Llega la hora de volver a casa. Manuela, cogida de la mano de su madre, va a darle un beso a su abuelo para despedirse. Su abuelo, por tercera vez ya, le echa una reprimenda a cuenta de lo sucedido por la mañana. La pequeña no dice nada. La madre tampoco. Se van juntas por el pasillo, Manuela se para, se suelta de la mano y confundida, levanta sus ojos hacia ella.

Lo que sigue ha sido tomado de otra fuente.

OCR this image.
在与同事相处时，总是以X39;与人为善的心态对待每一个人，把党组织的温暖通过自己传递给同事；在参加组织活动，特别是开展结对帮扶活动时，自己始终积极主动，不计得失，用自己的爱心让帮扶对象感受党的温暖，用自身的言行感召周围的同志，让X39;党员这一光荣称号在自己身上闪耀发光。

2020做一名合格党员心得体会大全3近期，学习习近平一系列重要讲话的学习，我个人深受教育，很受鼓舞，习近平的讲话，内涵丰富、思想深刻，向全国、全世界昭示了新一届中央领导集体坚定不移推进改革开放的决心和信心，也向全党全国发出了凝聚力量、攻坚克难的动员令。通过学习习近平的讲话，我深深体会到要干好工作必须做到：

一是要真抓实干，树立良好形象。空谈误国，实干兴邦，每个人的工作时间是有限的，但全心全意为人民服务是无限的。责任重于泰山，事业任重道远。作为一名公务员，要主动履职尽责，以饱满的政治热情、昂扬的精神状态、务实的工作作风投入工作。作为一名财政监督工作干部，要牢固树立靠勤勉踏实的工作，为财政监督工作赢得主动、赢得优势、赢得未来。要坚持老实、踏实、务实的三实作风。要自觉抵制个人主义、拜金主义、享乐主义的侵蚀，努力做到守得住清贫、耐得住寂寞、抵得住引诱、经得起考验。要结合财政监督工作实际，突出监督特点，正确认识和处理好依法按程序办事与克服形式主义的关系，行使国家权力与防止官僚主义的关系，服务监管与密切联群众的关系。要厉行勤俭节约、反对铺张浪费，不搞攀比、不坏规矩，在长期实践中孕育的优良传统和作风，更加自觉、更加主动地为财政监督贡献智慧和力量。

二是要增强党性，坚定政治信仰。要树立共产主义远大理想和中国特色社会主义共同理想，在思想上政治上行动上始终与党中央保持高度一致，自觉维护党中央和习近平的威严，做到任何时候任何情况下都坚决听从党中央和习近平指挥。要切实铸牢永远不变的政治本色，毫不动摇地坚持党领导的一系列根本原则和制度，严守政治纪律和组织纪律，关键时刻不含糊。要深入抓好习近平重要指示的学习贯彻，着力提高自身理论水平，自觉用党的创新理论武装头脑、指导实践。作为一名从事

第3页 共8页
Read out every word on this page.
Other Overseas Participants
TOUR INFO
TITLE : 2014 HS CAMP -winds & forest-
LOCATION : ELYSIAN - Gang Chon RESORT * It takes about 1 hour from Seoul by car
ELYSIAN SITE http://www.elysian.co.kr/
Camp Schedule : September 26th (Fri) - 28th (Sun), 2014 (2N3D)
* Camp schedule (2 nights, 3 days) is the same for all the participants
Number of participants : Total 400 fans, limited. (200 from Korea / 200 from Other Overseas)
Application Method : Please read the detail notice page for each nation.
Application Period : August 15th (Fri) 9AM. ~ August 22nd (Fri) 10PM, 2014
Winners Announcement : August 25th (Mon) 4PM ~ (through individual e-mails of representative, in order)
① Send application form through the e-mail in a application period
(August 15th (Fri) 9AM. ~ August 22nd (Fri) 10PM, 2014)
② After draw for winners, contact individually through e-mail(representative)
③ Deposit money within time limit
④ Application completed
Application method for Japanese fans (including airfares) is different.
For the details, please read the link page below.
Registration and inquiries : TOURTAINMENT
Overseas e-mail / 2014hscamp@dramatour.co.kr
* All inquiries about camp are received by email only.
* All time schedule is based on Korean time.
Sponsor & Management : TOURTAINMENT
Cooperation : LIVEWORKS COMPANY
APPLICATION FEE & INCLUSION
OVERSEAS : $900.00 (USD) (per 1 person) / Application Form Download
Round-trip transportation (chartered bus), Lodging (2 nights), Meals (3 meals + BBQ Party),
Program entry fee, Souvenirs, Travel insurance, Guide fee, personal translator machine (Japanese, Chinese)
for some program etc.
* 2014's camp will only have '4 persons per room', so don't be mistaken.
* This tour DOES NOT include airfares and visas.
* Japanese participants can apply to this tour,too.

Con gesto de extrañeza le pregunta: “pero, entonces, ¡¿m´ ha perdonao o no m´ha perdonao?!”.
Cuántas veces “perdonamos” desde una cierta superioridad moral y con algo de fanática vehemencia, empeñados en que quede constancia de que tenemos la razón, convencidos de que nuestra verdad ha de quedar por encima de todo, incluso de aquel a quien creemos perdonar.
Es entonces, sin apenas darnos cuenta, cuando con ese tono de acusación, solapada y sutilmente, vamos enterrando poco a poco, bajo capas de finos y mordaces reproches, aquel débil y condescendiente “te perdono”.
Manuela, a pesar de su corta edad, intuye ya que el verdadero perdón es un regalo inmerecido, gratuito y sin contraprestaciones de ningún tipo.